Personal information
- Full name: Pablo Javier Garabello
- Date of birth: 3 September 1973 (age 52)
- Place of birth: Buenos Aires, Argentina
- Position: Midfielder

Team information
- Current team: Iztapa (manager)

Youth career
- Los Andes
- San Lorenzo
- River Plate
- Argentinos Juniors

Senior career*
- Years: Team / Apps / (Gls)
- 1995–1998: Florida Strikers
- 1999–2000: San Martín de Burzaco / 19 / (0)
- 2000: Barracas Central

Managerial career
- River Plate (youth)
- 2003–2004: JJ Urquiza
- 2005: Argentino de Merlo (assistant)
- 2006: San Miguel (assistant)
- 2006–2007: Excursionistas (assistant)
- 2007–2008: Toluca (assistant)
- 2009: Tigres UANL (assistant)
- 2011: Leandro N. Alem
- 2012–2018: Colombia (assistant)
- 2019: Cúcuta Deportivo
- 2020: Fortaleza CEIF
- 2021: UTC
- 2022: Los Chankas
- 2023–: Iztapa

= Pablo Garabello =

Argentine football manager

Pablo Javier Garabello (born 3 September 1973) is an Argentine football manager and former player who played as a midfielder. He is the current manager for Liga Nacional club Iztapa.

==Playing career==
Born in Buenos Aires, Garabello represented Los Andes, San Lorenzo, River Plate and Argentinos Juniors as a youth. He made his senior debut with American side Florida Strikers, before playing for local sides San Martín de Burzaco and Barracas Central before retiring.

==Managerial career==
After managing River Plate's youth sides, Garabello started his managerial career with JJ Urquiza in 2003. After working as an assistant manager at Argentino de Merlo, San Miguel and Excursionistas, he joined José Pékerman's staff at Toluca in 2007.
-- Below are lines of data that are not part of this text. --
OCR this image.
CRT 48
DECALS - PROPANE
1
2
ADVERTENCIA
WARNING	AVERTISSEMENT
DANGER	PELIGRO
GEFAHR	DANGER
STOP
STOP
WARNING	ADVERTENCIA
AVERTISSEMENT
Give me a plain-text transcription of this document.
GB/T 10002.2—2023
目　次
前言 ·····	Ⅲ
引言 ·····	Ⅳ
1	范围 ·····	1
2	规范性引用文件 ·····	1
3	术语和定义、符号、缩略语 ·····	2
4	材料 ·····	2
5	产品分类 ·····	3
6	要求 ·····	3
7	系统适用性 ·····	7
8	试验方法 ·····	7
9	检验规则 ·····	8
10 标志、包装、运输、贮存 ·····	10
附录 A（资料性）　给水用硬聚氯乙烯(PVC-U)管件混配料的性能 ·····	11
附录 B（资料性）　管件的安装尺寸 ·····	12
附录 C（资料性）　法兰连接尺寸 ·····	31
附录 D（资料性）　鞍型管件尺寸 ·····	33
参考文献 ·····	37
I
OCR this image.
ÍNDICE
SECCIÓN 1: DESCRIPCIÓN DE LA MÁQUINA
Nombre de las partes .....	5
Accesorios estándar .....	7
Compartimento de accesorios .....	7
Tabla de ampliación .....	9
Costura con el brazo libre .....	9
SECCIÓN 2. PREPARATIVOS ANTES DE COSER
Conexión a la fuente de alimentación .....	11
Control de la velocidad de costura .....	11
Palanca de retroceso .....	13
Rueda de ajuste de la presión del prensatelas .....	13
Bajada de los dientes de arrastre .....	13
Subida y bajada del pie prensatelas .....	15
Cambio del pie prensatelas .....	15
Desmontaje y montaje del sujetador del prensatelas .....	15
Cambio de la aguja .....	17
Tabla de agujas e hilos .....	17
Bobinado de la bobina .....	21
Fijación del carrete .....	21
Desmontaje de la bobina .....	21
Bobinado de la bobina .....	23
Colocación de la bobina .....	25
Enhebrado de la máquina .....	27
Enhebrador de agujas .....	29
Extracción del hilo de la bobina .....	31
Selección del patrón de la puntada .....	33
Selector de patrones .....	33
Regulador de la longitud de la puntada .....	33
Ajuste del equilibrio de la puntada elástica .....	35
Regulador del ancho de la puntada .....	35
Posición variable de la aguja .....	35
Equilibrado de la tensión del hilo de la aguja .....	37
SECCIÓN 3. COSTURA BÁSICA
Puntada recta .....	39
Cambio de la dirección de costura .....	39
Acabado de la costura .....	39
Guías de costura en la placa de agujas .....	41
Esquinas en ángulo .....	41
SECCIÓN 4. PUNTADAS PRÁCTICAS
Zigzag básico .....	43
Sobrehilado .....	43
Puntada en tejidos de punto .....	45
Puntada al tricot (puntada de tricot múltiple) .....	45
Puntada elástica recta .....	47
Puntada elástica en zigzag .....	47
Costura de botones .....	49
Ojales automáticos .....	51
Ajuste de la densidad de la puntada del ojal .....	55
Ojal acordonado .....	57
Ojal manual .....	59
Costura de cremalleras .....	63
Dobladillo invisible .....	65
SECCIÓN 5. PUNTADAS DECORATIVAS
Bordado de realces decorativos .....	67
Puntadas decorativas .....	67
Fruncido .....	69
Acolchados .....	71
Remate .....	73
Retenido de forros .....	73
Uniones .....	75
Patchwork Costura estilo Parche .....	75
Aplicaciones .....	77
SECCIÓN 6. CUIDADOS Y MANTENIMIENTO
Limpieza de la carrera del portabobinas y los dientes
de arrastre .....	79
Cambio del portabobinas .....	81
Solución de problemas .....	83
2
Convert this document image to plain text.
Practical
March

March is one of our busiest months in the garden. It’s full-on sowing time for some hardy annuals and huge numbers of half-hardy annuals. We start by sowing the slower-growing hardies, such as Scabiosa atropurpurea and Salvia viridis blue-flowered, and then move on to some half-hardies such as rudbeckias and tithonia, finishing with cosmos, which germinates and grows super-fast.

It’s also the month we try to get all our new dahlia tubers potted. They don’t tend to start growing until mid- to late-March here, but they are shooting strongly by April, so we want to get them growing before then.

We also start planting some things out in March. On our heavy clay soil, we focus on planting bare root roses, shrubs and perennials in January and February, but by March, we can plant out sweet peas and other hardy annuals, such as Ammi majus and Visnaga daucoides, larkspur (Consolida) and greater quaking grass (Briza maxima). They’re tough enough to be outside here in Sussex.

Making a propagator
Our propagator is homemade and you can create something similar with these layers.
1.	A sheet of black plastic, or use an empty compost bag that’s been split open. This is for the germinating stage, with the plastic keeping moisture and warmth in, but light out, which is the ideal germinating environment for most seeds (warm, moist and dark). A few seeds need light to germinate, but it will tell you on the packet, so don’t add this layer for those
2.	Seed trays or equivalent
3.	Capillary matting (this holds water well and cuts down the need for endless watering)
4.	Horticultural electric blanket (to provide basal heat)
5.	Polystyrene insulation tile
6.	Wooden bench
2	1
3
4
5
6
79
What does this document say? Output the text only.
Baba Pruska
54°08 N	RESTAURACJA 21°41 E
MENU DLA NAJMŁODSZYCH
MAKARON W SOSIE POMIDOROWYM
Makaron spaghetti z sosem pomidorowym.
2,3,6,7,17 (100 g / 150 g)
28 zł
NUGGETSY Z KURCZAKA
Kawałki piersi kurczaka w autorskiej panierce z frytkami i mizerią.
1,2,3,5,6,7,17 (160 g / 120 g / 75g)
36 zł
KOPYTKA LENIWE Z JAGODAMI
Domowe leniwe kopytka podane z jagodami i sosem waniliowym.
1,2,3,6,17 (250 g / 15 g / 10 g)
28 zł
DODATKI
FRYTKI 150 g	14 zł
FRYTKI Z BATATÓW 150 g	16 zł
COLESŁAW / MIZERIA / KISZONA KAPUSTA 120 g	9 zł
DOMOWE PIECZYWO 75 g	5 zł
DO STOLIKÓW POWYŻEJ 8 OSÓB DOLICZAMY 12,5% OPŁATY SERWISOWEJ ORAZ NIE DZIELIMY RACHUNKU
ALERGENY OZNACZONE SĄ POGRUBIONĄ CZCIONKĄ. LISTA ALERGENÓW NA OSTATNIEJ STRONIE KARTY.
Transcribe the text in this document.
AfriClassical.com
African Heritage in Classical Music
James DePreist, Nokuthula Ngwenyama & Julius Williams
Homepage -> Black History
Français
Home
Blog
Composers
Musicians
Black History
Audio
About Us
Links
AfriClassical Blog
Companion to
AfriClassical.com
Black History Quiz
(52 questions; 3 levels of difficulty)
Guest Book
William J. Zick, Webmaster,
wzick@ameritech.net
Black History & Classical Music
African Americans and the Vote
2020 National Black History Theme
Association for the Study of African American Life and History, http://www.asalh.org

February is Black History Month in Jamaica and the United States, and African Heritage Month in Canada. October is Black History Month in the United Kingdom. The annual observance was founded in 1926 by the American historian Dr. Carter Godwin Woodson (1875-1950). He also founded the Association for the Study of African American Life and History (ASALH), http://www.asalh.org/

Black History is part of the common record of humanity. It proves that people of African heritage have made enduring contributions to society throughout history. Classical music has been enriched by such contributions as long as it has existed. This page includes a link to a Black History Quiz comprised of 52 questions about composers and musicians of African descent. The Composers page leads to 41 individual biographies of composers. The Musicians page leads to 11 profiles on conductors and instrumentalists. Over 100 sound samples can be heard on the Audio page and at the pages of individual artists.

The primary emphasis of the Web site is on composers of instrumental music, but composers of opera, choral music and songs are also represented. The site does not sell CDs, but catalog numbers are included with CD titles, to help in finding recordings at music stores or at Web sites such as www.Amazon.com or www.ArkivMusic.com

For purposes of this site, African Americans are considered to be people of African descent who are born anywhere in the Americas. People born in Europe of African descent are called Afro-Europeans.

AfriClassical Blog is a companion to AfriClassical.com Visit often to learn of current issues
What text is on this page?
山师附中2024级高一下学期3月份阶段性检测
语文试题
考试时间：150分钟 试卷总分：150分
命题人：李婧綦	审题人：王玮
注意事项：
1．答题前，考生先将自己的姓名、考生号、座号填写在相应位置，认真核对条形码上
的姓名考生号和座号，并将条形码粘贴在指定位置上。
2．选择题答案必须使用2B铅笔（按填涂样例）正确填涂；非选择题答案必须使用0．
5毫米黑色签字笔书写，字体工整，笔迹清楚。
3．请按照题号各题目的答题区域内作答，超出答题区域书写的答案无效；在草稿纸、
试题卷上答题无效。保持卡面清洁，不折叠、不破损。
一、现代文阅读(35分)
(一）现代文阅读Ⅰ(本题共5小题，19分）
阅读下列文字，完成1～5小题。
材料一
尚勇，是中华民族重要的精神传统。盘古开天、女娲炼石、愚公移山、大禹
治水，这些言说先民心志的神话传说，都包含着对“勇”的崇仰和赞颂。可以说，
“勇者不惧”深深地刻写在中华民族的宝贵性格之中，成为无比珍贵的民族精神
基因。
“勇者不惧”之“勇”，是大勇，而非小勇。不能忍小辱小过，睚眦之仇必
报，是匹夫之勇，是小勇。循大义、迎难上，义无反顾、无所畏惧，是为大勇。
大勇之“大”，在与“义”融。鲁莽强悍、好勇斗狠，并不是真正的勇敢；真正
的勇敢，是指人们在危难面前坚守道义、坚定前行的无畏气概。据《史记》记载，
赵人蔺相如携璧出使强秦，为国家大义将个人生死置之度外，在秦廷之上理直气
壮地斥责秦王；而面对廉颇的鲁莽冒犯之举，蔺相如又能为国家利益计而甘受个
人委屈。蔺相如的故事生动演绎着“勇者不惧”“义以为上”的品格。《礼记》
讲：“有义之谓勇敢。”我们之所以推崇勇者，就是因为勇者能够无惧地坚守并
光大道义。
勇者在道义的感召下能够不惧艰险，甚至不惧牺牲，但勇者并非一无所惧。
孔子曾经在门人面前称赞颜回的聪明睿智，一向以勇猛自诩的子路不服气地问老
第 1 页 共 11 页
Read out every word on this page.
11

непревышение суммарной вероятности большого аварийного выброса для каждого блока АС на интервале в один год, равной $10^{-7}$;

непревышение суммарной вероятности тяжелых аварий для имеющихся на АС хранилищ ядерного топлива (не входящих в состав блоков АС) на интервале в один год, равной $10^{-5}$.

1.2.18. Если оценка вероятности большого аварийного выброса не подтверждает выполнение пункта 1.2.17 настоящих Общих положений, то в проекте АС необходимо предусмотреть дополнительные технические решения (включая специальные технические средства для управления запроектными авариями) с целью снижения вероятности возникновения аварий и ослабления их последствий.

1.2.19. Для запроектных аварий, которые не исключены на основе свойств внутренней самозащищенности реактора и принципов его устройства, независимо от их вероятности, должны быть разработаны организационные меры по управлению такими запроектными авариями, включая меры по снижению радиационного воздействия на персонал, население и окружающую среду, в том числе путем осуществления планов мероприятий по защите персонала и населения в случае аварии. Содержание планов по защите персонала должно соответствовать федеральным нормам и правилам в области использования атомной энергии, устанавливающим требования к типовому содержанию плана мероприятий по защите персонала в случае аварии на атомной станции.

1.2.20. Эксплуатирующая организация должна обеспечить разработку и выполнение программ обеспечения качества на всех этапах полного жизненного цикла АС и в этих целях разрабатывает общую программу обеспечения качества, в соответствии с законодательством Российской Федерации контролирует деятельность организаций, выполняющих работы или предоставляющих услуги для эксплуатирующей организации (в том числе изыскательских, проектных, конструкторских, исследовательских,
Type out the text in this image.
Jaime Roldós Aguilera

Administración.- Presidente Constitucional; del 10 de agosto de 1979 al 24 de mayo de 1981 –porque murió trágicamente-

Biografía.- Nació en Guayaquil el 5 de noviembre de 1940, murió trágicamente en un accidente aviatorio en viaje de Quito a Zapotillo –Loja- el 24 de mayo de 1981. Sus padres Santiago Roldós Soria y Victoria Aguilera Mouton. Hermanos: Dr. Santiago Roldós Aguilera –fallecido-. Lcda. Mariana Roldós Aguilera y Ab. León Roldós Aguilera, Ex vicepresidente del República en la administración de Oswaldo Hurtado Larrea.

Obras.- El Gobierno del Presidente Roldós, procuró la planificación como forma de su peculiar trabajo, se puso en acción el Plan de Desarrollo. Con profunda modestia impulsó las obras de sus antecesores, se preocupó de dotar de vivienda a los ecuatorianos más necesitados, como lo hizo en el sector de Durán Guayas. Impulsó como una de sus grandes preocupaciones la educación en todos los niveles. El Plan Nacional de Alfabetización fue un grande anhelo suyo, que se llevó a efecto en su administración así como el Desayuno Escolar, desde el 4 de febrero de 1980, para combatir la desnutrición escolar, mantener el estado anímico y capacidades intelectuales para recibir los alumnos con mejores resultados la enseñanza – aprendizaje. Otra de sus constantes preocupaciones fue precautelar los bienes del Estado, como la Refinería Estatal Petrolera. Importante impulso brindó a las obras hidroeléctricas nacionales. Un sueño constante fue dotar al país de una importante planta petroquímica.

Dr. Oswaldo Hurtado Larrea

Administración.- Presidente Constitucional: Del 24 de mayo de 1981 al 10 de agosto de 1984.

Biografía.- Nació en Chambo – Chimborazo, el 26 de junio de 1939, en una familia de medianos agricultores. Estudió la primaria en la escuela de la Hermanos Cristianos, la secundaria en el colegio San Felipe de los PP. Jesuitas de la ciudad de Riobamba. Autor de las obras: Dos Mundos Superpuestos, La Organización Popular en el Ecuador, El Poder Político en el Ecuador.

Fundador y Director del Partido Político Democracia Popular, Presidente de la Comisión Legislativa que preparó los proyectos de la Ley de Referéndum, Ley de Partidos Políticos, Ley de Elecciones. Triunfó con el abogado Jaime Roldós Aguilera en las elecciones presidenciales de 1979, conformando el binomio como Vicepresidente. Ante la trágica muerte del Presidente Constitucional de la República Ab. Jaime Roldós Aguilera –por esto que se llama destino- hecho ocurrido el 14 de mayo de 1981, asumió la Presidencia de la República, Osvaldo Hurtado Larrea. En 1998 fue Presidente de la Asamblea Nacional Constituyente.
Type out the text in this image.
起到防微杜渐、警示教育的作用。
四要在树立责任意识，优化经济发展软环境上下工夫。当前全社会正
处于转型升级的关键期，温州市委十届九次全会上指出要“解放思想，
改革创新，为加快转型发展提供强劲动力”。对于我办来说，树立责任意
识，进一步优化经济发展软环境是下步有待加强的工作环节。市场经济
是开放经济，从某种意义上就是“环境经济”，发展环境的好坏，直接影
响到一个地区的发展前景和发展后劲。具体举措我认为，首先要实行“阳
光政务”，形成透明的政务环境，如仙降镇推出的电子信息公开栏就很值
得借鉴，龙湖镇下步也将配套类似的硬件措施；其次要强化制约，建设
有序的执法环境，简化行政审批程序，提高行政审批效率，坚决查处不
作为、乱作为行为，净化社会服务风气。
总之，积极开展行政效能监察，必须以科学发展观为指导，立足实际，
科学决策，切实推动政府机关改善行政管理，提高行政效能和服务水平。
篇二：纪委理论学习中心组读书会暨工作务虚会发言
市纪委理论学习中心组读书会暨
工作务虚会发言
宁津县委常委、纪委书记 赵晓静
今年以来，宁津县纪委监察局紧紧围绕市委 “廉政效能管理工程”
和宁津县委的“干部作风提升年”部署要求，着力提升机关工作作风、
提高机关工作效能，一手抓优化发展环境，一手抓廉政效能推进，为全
Garabello worked as Pékerman's assistant in 2009 at Tigres UANL before being named manager of Leandro N. Alem in December 2010. He resigned from the club the following 9 May, after a 1–3 loss against Talleres de Remedios de Escalada.

In 2012, Garabello returned to work with Pékerman as his assistant in the Colombia national team. On 10 May 2019, he was named manager of Colombian side Cúcuta Deportivo, but left in a mutual consent on 13 August.

In February 2020, Garabello was appointed manager of Categoría Primera B side Fortaleza. On 3 December, he took over Peruvian side UTC.